It’s easy to be jealous. The location of that all too natural feeling right next to our brains is far closer and easier to reach unfortunately than kindness and compassion. Like it or not, the first urge of humans is likely pointed at the desire to have something they currently don’t have. For St. Louis Cardinals fans, the current desire is for Tommy Edman to be the NLCS MVP in St. Louis, and not for the Los Angeles Dodgers.
Those were the facts last night, as the Dodgers disposed of the New York Mets in route to a date with the Yankees, and Edman walked away with the individual player award and a .407 batting average. Sent out in the three-team deal that brought Erick Fedde to St. Louis this past summer, Edman went from dead man walking to the biggest stage, and he thrived. After being shut down in spring training and hitting multiple snags along the rehab route while still a Cardinal, Edman playing meaningful games seemed unlikely as the All Star break came and went.
After the trade, Edman turned it on and helped the Dodgers solidify their playoff stance. Sunday night, he helped them punch a ticket to October’s final dance. On the surface, it is a duel between two of the most expensive rosters in baseball. Below it, though, stories like Edman ring through the mechanism.
The human Swiss army knife smashed six home runs, five doubles, and added a triple in 37 regular season games before being one of Los Angeles’s biggest power sticks in the postseason. The 29-year-old may look like he’s starting his senior year of high school, but he’s packed a nice little punch in his six year career that included seven triples in his debut season and 41 doubles in the 2021 season.

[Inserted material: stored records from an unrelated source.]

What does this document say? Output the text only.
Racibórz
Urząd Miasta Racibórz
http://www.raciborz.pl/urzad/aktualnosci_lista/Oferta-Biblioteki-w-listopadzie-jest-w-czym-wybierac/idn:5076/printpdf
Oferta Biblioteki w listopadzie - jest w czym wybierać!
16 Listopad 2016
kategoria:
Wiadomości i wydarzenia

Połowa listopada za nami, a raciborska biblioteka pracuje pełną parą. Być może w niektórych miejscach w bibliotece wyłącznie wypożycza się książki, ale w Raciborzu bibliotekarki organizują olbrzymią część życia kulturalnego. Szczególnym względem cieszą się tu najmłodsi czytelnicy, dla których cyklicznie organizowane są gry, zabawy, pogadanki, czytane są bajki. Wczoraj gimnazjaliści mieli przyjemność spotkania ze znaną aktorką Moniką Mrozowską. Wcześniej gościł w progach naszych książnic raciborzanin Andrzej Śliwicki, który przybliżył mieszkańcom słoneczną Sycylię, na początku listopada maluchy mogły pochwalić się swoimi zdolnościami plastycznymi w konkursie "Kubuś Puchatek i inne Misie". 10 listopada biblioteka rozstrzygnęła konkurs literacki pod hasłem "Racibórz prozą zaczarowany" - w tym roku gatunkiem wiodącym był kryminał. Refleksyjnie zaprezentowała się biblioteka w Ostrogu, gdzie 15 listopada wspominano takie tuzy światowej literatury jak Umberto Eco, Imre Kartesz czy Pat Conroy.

The owner of a Gold Glove is the latest Cardinal to find success rather quickly after leaving the team--a disturbing trend that St. Louis fans digest like they would cold Chinese food. Whether it’s Tyler O’Neill smoking home runs in Fenway or Jack Flaherty buzzing in the playoffs and honing his skills elsewhere, the hits keep on coming. But that’s where the gripes end for me, right after merely stating their existence.
The lost talent refurbishing elsewhere is the 688th example that the Cardinals are in, and have been for a while, a decent form of disarray. They lean on the wrong talent and under-develop the young guns they keep (with some exceptions), basically unable to get more young prospects to the finish line of being 3.0 WAR or higher talents. More importantly, consistent forces of production.

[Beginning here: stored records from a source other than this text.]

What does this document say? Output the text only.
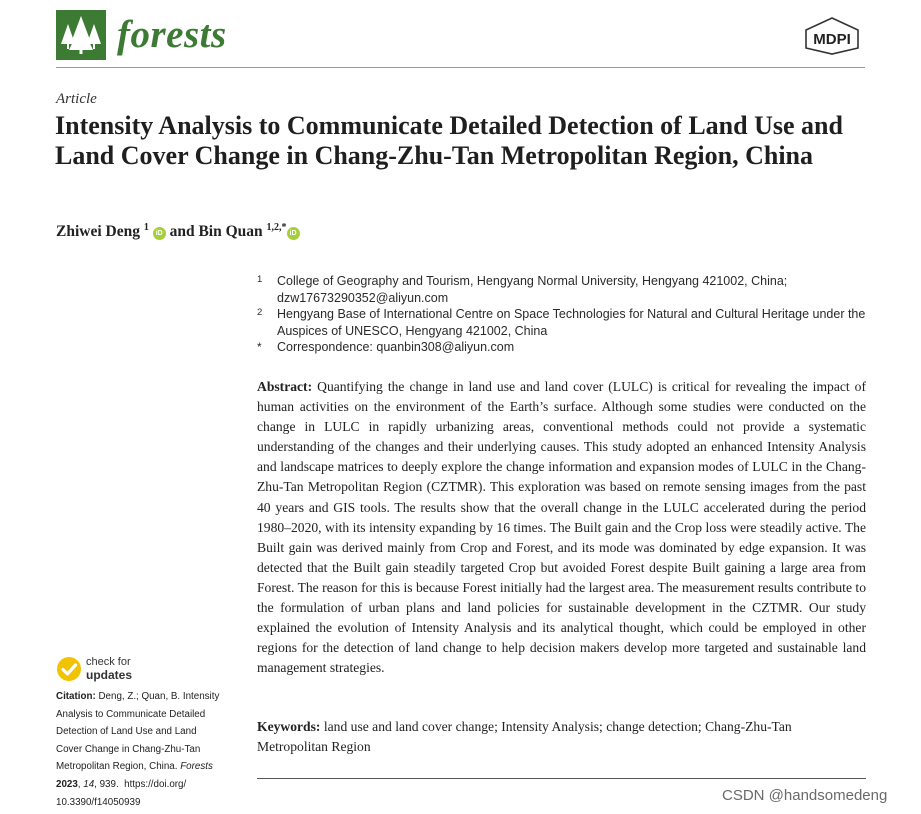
forests	MDPI
Article
Intensity Analysis to Communicate Detailed Detection of Land Use and Land Cover Change in Chang-Zhu-Tan Metropolitan Region, China
Zhiwei Deng $^1$ iD and Bin Quan $^{1,2,*}$iD
1 College of Geography and Tourism, Hengyang Normal University, Hengyang 421002, China;
dzw17673290352@aliyun.com
2 Hengyang Base of International Centre on Space Technologies for Natural and Cultural Heritage under the
Auspices of UNESCO, Hengyang 421002, China
* Correspondence: quanbin308@aliyun.com

Abstract: Quantifying the change in land use and land cover (LULC) is critical for revealing the impact of human activities on the environment of the Earth’s surface. Although some studies were conducted on the change in LULC in rapidly urbanizing areas, conventional methods could not provide a systematic understanding of the changes and their underlying causes. This study adopted an enhanced Intensity Analysis and landscape matrices to deeply explore the change information and expansion modes of LULC in the Chang-Zhu-Tan Metropolitan Region (CZTMR). This exploration was based on remote sensing images from the past 40 years and GIS tools. The results show that the overall change in the LULC accelerated during the period 1980–2020, with its intensity expanding by 16 times. The Built gain and the Crop loss were steadily active. The Built gain was derived mainly from Crop and Forest, and its mode was dominated by edge expansion. It was detected that the Built gain steadily targeted Crop but avoided Forest despite Built gaining a large area from Forest. The reason for this is because Forest initially had the largest area. The measurement results contribute to the formulation of urban plans and land policies for sustainable development in the CZTMR. Our study explained the evolution of Intensity Analysis and its analytical thought, which could be employed in other regions for the detection of land change to help decision makers develop more targeted and sustainable land management strategies.

Keywords: land use and land cover change; Intensity Analysis; change detection; Chang-Zhu-Tan Metropolitan Region

check for
updates
Citation: Deng, Z.; Quan, B. Intensity
Analysis to Communicate Detailed
Detection of Land Use and Land
Cover Change in Chang-Zhu-Tan
Metropolitan Region, China. Forests
2023, 14, 939. https://doi.org/
10.3390/f14050939	CSDN @handsomedeng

Edman finding some lightning in his stick out west on the biggest stage is a good baseball story, once you get past the remorse that will hit the mind due to that jealousy bone showing its face. A sixth round draft pick by St. Louis out of Stanford University who did whatever the team needed him to do is having his moment--and will be a bargain at $9.5 million next year for the spend-happy Dodgers.

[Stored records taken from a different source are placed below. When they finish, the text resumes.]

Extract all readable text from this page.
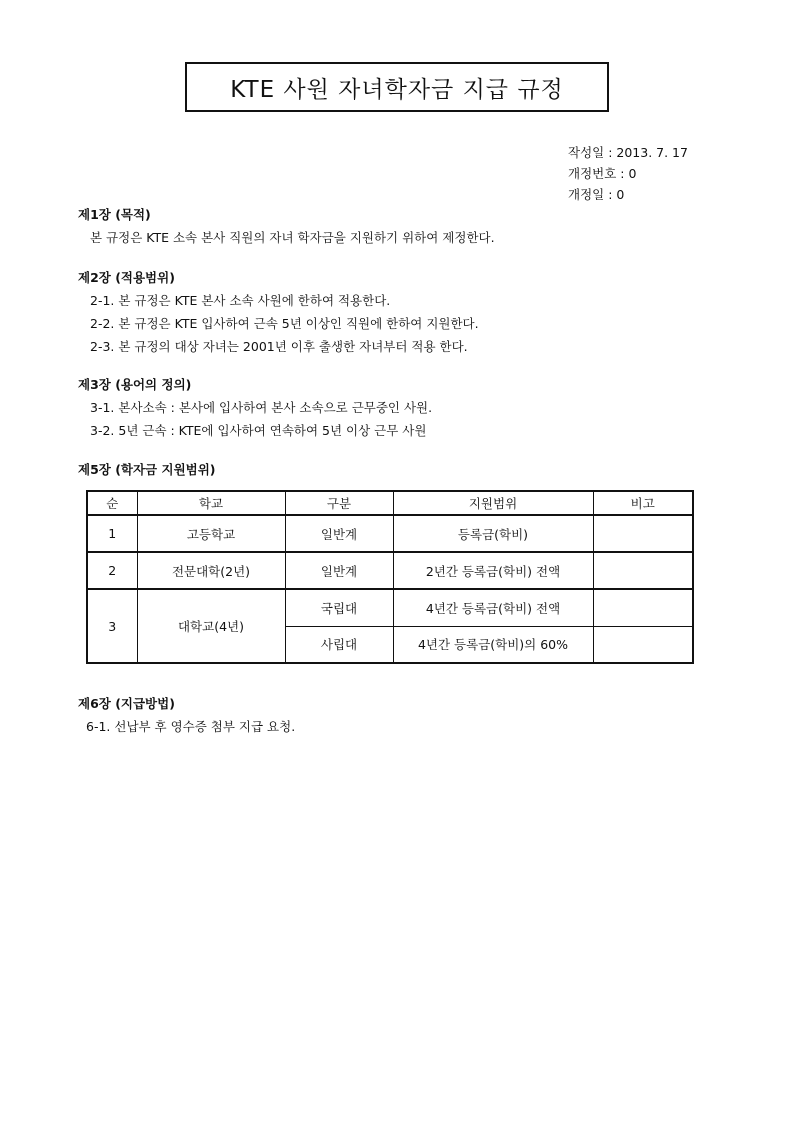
KTE 사원 자녀학자금 지급 규정
작성일 : 2013. 7. 17
개정번호 : 0
개정일 : 0
제1장 (목적)
본 규정은 KTE 소속 본사 직원의 자녀 학자금을 지원하기 위하여 제정한다.
제2장 (적용범위)
2-1. 본 규정은 KTE 본사 소속 사원에 한하여 적용한다.
2-2. 본 규정은 KTE 입사하여 근속 5년 이상인 직원에 한하여 지원한다.
2-3. 본 규정의 대상 자녀는 2001년 이후 출생한 자녀부터 적용 한다.
제3장 (용어의 정의)
3-1. 본사소속 : 본사에 입사하여 본사 소속으로 근무중인 사원.
3-2. 5년 근속 : KTE에 입사하여 연속하여 5년 이상 근무 사원
제5장 (학자금 지원범위)
순	학교	구분	지원범위	비고
1	고등학교	일반계	등록금(학비)	
2	전문대학(2년)	일반계	2년간 등록금(학비) 전액	
3	대학교(4년)	국립대	4년간 등록금(학비) 전액	
		사립대	4년간 등록금(학비)의 60%	
제6장 (지급방법)
6-1. 선납부 후 영수증 첨부 지급 요청.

Edman, not Flaherty as much, makes me root for Los Angeles. At the very least, the National League retains ownership of the World Series title for the first since 2021, when they had held it since 2018. But mostly, go Tommy.
The origin of the remorse isn’t hard to fathom here. The Cardinals spent a long time participating in October. A decade ago, they were heading for the ultimate heartbreak with the Giants in the NLCS. But you have to get there to get your heart smashed, so that was a pleasant time. 2024 is anything but nice, because a long rebuild means Octobers will remain silent at Busch Stadium outside of rock legends like Billy Joel and Sting putting on a show.
Edman put on a show the past ten days with the Dodgers putting an end to the New York Mets, and now setting their sights on the Yankees. Formerly giving a very small level of shit about the outcome, I now have a reason to watch the World Series.
Thomas Hyunsu Edman. The dude is graduating in the spring!
I could not be happier for a guy that should never have been traded; that is Tommy, not Flaherty.
It would appear that money buys World Series; something DeCheap knows but is allergic to.
Since Mike Schildt cannot wear a World Series ring this year, I hope Tommy does. Just think of it this way, he gets to talk to the phenom every day in Japanese.